By Steven Lamb | January 13, 2005 | Last updated on January 13, 2005
3 min read

(January 13, 2005) Sometimes stereotypes exist for a reason. Canadians are typically seen as somewhat boring, though we would argue we’re cautious and thoughtful. Recent surveys on investment attitudes tend to back that up.

“Three words define Canadians’ approach to their investments: control, conservatism and confidence,” says Allan Smith, COO of Saxon Funds Management Limited. “They’re becoming more involved, and being more careful with their money — and perhaps that’s why they’re cautiously confident as we head into RRSP season.”

Using Aesop’s fable of the ant and the grasshopper, a survey conducted for Saxon, found 72% of Canadians identified with the industrious ant, saving up for their future. Only 25% of respondents admitted to a more carefree attitude of “living for today.”

This finding is backed up by another survey released today from Scotia Economics. In a report entitled “Saving is Not Out of Fashion,” Scotia says Canadians have been saving more than statistics indicate, diversifying their assets by investing more in real estate than in financial assets.

“While many Canadians perceive the equity in their home as savings, statisticians consider this a form of consumption,” says Aron Gampel, deputy chief economist, Scotia Economics. “Capital gains, both realized and unrealized, accruing from investments in both real estate and financial assets are also not counted.”

The official savings rate has plummeted from 20% in 1982 to a new all-time low of zero in the summer of 2004. Gampel says there are other forms of savings that are also discounted from the official data, giving an inaccurate picture of Canadians as spendthrifts.

“The conventional savings rate also excludes contributions of Canadians to social insurance and employee pension plans, which are non-discretionary savings deducted directly from paycheques,” says Gampel. “Simply adding back these deductions would lift the measured savings rate above 8%.”

Household balance sheets indicate real estate investments have so far proven to be sound, as home values and home-ownership rates have continued to climb, thanks to accommodative interest rates. The collective net worth of households is now almost six times the annual personal disposable income in 2004.

“Canadians are not in the dire financial straits suggested by the precipitous drop in savings out of current income,” says Adrienne Warren, senior economist at Scotia. “Real estate assets accounted for 35% of total household assets in the third quarter of 2004, up from 29% four years earlier. Non-pension financial asset holdings, on the other hand, have dropped from 41% to 37% of total assets, while pensions continue to hover just above 20%.”
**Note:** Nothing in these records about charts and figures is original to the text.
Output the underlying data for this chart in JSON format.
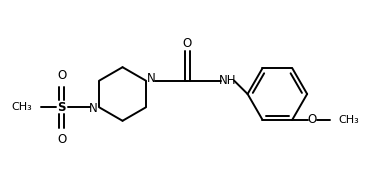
{
  "background_color": "#ffffff",
  "line_color": "#000000",
  "line_width": 1.4,
  "font_size": 8.5,
  "figsize": [
    3.88,
    1.87
  ],
  "dpi": 100,
  "xlim": [
    0,
    3.88
  ],
  "ylim": [
    0,
    1.87
  ]
}
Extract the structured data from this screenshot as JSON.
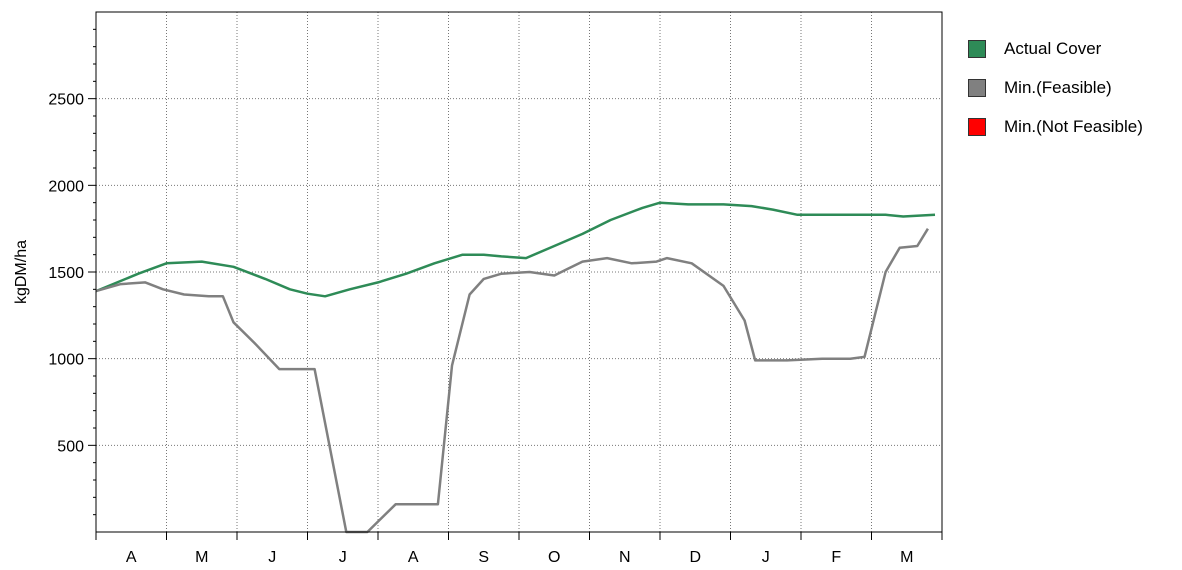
{
  "chart_data": {
    "type": "line",
    "title": "",
    "xlabel": "",
    "ylabel": "kgDM/ha",
    "ylim": [
      0,
      3000
    ],
    "yticks": [
      500,
      1000,
      1500,
      2000,
      2500
    ],
    "grid": true,
    "legend_placement": "right",
    "categories": [
      "A",
      "M",
      "J",
      "J",
      "A",
      "S",
      "O",
      "N",
      "D",
      "J",
      "F",
      "M"
    ],
    "x_range": [
      0,
      12
    ],
    "series": [
      {
        "name": "Actual Cover",
        "color": "#2e8b57",
        "x": [
          0,
          0.3,
          0.6,
          1.0,
          1.5,
          1.95,
          2.4,
          2.75,
          3.0,
          3.25,
          3.6,
          4.0,
          4.4,
          4.8,
          5.2,
          5.5,
          5.75,
          6.1,
          6.5,
          6.9,
          7.3,
          7.75,
          8.0,
          8.4,
          8.9,
          9.3,
          9.6,
          9.95,
          10.4,
          10.8,
          11.2,
          11.45,
          11.9
        ],
        "values": [
          1390,
          1440,
          1490,
          1550,
          1560,
          1530,
          1460,
          1400,
          1375,
          1360,
          1400,
          1440,
          1490,
          1550,
          1600,
          1600,
          1590,
          1580,
          1650,
          1720,
          1800,
          1870,
          1900,
          1890,
          1890,
          1880,
          1860,
          1830,
          1830,
          1830,
          1830,
          1820,
          1830
        ]
      },
      {
        "name": "Min.(Feasible)",
        "color": "#808080",
        "x": [
          0,
          0.35,
          0.7,
          0.95,
          1.25,
          1.6,
          1.8,
          1.95,
          2.25,
          2.6,
          2.95,
          3.0,
          3.1,
          3.55,
          3.85,
          4.25,
          4.65,
          4.85,
          5.05,
          5.3,
          5.5,
          5.75,
          6.15,
          6.5,
          6.7,
          6.9,
          7.25,
          7.6,
          7.95,
          8.1,
          8.45,
          8.9,
          9.2,
          9.35,
          9.8,
          10.3,
          10.7,
          10.9,
          11.2,
          11.4,
          11.65,
          11.8
        ],
        "values": [
          1390,
          1430,
          1440,
          1400,
          1370,
          1360,
          1360,
          1210,
          1090,
          940,
          940,
          940,
          940,
          0,
          0,
          160,
          160,
          160,
          960,
          1370,
          1460,
          1490,
          1500,
          1480,
          1520,
          1560,
          1580,
          1550,
          1560,
          1580,
          1550,
          1420,
          1220,
          990,
          990,
          1000,
          1000,
          1010,
          1500,
          1640,
          1650,
          1750
        ]
      },
      {
        "name": "Min.(Not Feasible)",
        "color": "#ff0000",
        "x": [],
        "values": []
      }
    ]
  }
}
Canadians bullish … kind of

As far as their investment outlook, however, the Saxon survey found both “ants” and “grasshoppers” appear cautiously optimistic about the markets. A bullish sentiment was expressed by 53% of the total survey sample, with 43% saying they were market bears. Both bulls and bears tempered their opinion, though, with only 4% in each group saying they felt strongly about their position.
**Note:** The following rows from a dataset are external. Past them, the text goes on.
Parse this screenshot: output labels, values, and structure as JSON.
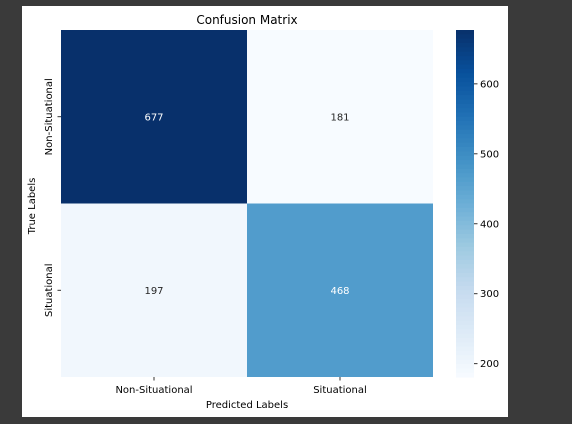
{
  "chart_data": {
    "type": "heatmap",
    "title": "Confusion Matrix",
    "xlabel": "Predicted Labels",
    "ylabel": "True Labels",
    "x_categories": [
      "Non-Situational",
      "Situational"
    ],
    "y_categories": [
      "Non-Situational",
      "Situational"
    ],
    "values": [
      [
        677,
        181
      ],
      [
        197,
        468
      ]
    ],
    "colormap": "Blues",
    "colorbar": {
      "range": [
        181,
        677
      ],
      "ticks": [
        200,
        300,
        400,
        500,
        600
      ]
    },
    "annotations": true,
    "grid": false
  }
}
Respondents also claimed they were getting more involved in managing their investments, with 61% saying they were taking charge. Various reasons were given for getting more involved, ranging from a desire for more control (17%), the fact they were getting older (10%) and increasing awareness of the markets (28%). Increased awareness was cited even more by younger respondents, at 37%.

But despite this professed awareness, the Saxon survey found only 41% of those surveyed said they were aware of the recent controversies in the mutual fund industry, and only half of that number had any sense of the details.

Two-thirds said they believed “any problems in the mutual funds industry will be resolved.” Three-quarters expressed confidence in the industry and said most fund companies are reliable and trustworthy.

That seems to contradict another finding from the survey, which indicated that 45% were less likely to invest in mutual funds this year, due to the current state of the industry.